El video tembloroso muestra a un hombre con un uniforme de camuflaje beige, su cara cubierta de sangre. Los soldados lo tiran bruscamente sobre el capó del radiador de un coche. Medio inconsciente, el prisionero pide clemencia. Entonces es expulsado. Un poco más tarde está muerto.
Las últimas fotos del dictador libio Muamar el Gadafi dieron la vuelta al mundo a finales de 2011. Durante 42 años había gobernado a su pueblo con una dureza despiadada. El hecho de que llegara a su fin a raíz de la Primavera Árabe parecía tener importancia mucho más allá de la región.

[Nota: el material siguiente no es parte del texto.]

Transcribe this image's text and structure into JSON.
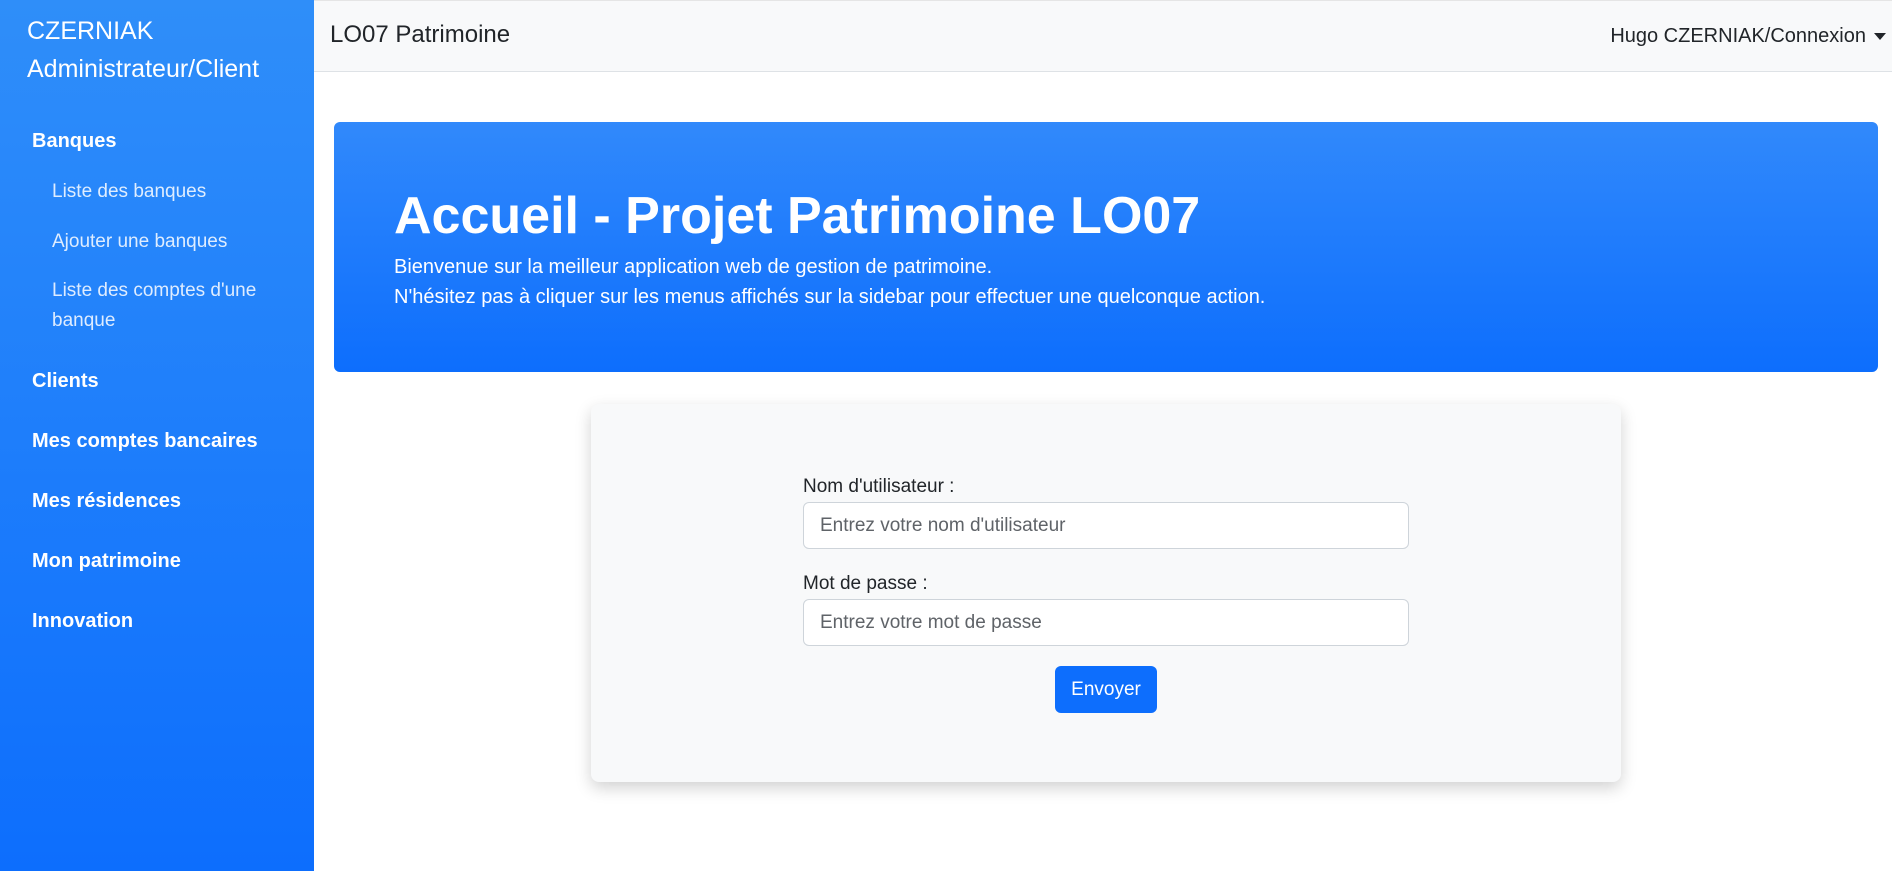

Muchos vieron en la imagen de la torturada guardia revolucionaria un símbolo: que sería más difícil para los déspotas subyugar a su pueblo. Por el hecho de que la libertad ahora también podría abrir camino donde se ha hecho imposible durante décadas.

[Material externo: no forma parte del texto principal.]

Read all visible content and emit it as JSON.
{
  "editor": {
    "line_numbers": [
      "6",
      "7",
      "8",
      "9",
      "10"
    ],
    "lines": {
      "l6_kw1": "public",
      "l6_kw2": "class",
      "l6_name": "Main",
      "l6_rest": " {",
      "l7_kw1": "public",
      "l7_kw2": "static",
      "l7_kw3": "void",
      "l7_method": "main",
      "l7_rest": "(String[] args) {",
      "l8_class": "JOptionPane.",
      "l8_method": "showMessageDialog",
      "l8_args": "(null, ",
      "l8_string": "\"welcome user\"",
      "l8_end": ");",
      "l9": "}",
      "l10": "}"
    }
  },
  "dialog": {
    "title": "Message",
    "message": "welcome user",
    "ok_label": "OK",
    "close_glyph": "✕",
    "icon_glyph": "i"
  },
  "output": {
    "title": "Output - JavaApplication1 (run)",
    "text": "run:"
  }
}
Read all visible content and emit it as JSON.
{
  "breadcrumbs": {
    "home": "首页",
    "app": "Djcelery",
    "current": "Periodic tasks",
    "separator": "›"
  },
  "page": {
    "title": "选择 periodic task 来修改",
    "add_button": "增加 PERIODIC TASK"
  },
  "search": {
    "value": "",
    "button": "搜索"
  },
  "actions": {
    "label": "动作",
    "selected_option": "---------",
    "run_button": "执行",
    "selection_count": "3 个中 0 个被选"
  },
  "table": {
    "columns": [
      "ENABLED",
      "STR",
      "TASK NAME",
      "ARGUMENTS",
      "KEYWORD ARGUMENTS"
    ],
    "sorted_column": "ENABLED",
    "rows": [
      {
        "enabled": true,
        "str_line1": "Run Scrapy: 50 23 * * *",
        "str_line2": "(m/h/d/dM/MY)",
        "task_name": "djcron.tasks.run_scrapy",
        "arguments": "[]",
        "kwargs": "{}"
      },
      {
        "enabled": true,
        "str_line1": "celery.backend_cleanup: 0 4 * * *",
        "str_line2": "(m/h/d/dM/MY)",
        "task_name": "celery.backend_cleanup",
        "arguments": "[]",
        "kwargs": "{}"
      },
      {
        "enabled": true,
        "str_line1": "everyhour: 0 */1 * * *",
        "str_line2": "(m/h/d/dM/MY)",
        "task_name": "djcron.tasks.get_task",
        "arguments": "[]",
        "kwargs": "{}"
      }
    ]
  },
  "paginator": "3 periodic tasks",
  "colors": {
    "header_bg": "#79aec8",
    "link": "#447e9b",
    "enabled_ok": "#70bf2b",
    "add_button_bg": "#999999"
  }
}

Eso fue hace poco más de diez años. Sin embargo, el estado de ánimo de optimismo en ese momento hoy parece un recordatorio de una época distante. La última década no se ha convertido en la esperada primavera de la libertad, sino en un comienzo de invierno democrático en todo el mundo. Los déspotas nefastos no se han vuelto menos, ni más débiles, al contrario: son los ganadores de los últimos años. La guerra de agresión de Putin contra Ucrania es la culminación de este desarrollo. Y muestra más claramente que nunca cómo podría ser un mundo, moldeado de acuerdo con el ideal de déspotas como la cabeza del Kremlin: oscuro y bárbaro. Sería un mundo de política de poder desenfrenada y desnuda.
La «recesión democrática»
El 24 de febrero, el mismo día en que los primeros misiles rusos alcanzaron Ucrania, el grupo de expertos estadounidense Freedom House publicó su último informe sobre el estado de la democracia en el mundo. La conclusión es devastadora: por decimosexta vez consecutiva, el número de países democráticos ha disminuido. Hace diez años, poco menos de la mitad de todas las personas vivían en países que se clasificaban como libres, hoy en día sigue siendo el 20 por ciento. El politólogo estadounidense Larry Diamond ya habló de una» recesión democrática » en 2015. Desde entonces, la tendencia negativa se ha acelerado.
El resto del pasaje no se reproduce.